La tendencia natural a decirles a los demás lo que está bien o no es un mal endémico establecido en lo más profundo de nuestras relaciones. No hay distinciones entre hombres y mujeres en estos casos, por mucho que nos intenten convencer de ello. Nos inventamos hipótesis, estudios, pruebas y hechos para sesgar de manera traumática nuestras opiniones. Nos extrapolan ideas facticias, manipuladas al antojo de quien las escupe y mediante un método absurdo nos las quieren colar como leyes. La felicidad envuelve todos nuestros actos y nuestros pensamientos, aunque ni por asomo aparezca una sonrisa en nuestra cara y mucho menos, en nuestra alma. No equivoquemos conceptos, el alma hoy es la metáfora de la estupidez y con ella adjetivamos cada una de nuestras acciones y juzgamos, además, las acciones de los otros. Esa es nuestra verdad, que ni es coherente ni es adecuada, pero es nuestra y poderosa como ninguna. Nos sirve para alinearnos con verdades similares, verdades que cumplen unos mínimos requisitos de armonía e igualdad con la nuestra o viceversa y con ella, nos lanzamos a aniquilar a los contrarios. No validamos nada, ni la información ni las consecuencias, Las arrojamos como se arroja una botella al océano, sin miedo y esperanza y, por tanto inconsciencia. Hacemos sangre, herimos, machacamos sin control ni vergüenza, escudándonos en nuestros derechos y libertades, apoyados por nuestra verdad y la de los acólitos, nos creemos nuestras propias locuras que repetidas una y otra vez se han conformado como el decálogo de nuestro tiempo. Y lo finiquitamos con un “esto es así“.

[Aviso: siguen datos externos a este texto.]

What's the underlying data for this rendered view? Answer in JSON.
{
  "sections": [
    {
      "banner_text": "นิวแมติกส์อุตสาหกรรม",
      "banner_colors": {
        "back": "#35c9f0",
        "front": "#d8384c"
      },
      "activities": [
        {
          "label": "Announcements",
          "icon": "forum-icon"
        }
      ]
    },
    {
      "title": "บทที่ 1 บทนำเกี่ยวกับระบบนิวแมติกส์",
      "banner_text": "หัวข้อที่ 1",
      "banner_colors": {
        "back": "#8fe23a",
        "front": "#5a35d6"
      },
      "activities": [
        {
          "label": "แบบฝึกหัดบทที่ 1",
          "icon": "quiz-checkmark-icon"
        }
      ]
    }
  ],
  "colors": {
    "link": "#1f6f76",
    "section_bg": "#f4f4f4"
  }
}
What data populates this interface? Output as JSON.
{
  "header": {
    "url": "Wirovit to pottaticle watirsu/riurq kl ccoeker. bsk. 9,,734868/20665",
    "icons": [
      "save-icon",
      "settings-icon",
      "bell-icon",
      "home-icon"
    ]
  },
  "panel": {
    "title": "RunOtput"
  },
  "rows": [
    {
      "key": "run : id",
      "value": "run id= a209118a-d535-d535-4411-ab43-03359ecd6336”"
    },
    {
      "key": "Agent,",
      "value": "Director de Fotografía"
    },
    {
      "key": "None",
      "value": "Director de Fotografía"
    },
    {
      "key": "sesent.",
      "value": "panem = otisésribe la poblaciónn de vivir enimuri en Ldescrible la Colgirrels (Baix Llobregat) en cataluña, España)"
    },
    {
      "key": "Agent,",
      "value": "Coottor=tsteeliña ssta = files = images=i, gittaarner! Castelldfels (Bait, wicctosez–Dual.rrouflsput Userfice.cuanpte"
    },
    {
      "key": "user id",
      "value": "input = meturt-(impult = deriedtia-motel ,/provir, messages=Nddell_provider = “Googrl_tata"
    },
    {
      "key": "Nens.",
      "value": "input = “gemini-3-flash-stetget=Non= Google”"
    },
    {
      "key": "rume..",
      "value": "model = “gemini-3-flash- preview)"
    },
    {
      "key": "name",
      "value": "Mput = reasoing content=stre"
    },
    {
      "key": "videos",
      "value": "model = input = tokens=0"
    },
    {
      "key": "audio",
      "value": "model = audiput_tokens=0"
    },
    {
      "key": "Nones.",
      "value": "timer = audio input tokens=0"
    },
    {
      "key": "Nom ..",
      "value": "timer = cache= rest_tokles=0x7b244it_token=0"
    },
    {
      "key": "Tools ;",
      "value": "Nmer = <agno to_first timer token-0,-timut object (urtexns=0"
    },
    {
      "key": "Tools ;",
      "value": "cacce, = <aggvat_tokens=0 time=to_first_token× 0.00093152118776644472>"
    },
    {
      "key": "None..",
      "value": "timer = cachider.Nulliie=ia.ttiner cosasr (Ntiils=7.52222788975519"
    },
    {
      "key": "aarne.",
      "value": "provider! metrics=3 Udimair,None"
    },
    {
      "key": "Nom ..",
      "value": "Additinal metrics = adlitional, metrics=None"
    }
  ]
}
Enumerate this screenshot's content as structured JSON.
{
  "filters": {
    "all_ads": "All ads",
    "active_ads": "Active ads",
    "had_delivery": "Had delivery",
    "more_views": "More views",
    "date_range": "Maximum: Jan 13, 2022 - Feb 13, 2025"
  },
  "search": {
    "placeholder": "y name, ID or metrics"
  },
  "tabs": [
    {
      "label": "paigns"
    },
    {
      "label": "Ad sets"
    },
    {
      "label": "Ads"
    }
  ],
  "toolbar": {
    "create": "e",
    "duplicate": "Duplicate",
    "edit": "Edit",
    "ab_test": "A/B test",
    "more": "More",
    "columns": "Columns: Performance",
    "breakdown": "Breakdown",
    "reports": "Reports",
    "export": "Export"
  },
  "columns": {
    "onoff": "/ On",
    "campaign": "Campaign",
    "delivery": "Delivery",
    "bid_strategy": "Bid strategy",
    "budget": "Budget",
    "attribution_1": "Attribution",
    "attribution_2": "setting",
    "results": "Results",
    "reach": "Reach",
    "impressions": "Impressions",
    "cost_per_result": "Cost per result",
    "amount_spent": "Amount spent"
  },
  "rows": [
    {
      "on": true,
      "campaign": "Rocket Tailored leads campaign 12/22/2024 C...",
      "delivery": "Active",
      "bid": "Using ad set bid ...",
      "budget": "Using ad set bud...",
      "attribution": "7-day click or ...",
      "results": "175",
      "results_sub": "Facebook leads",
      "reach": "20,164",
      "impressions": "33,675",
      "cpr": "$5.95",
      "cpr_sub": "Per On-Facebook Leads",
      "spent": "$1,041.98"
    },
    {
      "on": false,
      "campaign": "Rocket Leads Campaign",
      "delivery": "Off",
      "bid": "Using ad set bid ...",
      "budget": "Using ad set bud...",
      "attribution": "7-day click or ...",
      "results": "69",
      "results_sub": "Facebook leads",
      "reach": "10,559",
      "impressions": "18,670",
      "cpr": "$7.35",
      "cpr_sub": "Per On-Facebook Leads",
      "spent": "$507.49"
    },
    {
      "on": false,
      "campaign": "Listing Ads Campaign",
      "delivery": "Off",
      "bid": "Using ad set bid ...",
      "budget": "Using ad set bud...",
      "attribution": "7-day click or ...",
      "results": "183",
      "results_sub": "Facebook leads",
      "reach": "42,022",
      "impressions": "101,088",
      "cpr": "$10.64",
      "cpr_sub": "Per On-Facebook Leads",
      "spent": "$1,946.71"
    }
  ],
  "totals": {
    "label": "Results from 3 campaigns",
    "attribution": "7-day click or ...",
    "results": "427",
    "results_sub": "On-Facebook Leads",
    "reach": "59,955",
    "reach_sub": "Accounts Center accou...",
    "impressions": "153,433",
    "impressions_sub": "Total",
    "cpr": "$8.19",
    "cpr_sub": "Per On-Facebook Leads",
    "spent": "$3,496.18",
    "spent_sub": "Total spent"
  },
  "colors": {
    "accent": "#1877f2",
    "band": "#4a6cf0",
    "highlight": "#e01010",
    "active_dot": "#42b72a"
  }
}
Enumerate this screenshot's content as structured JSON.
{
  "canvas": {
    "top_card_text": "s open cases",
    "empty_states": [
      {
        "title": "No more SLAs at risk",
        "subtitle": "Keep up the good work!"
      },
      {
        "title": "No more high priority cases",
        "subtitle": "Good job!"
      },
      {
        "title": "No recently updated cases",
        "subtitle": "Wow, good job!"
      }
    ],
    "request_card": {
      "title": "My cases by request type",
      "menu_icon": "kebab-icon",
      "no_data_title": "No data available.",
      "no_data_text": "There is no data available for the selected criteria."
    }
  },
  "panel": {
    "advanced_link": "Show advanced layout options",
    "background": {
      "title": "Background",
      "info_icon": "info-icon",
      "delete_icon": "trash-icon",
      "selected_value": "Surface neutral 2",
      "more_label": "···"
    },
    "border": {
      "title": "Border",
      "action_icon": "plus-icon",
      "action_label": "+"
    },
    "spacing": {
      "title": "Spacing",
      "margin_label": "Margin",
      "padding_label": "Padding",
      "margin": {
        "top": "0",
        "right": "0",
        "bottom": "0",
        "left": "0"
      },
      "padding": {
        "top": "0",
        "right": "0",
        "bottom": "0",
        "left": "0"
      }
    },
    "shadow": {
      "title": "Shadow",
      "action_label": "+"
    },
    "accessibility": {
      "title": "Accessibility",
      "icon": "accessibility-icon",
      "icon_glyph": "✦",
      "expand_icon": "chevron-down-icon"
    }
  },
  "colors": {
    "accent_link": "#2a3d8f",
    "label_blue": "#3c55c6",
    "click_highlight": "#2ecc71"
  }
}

La soledad no es mala, ni buena, claro. A veces no sonreír es saludable porque no te mientes a ti mismo y eso, es un principio motor imparable. No hay necesidad de verse con otros por el mero hecho de hacerlo, ni tampoco ser cordial con quien no merece ni un mínimo respeto. Vamos dejando nuestra humanidad, la de verdad, la de las risas sinceras y la violencia furiosa, en un estado de ocultación constante para ser correcto, neutro, imparcial y sobre todo no mojarse en temas peliagudos. Esto como individuo. Cuando hablamos de la colmena la cosa cambia. Cuando las huestes de aliados idealistas, monolíticos y serviciales mamarrachos de la conjunción ideológica se ponen en marcha no hay vacuna que los pare. El individuo cagón, sosaina e ignorante se convierte en un auténtico hijo de la gran puta, emulador de Gengis Kan y mientras es arropado por otros y por ideas manidas y repetidas hasta la saciedad, más falsas que un penique de goma, y que ensalzan la demagogia a un estado de excitación máximo, arrasa con todo.

La globalización ha hecho que el individuo tenga un poder inimaginable detrás de la realidad, pero tras esa cortina donde nada es verdad, se cuece la monotonía social en la que el más tonto puede liderar un imperio. Y los demás les dejamos.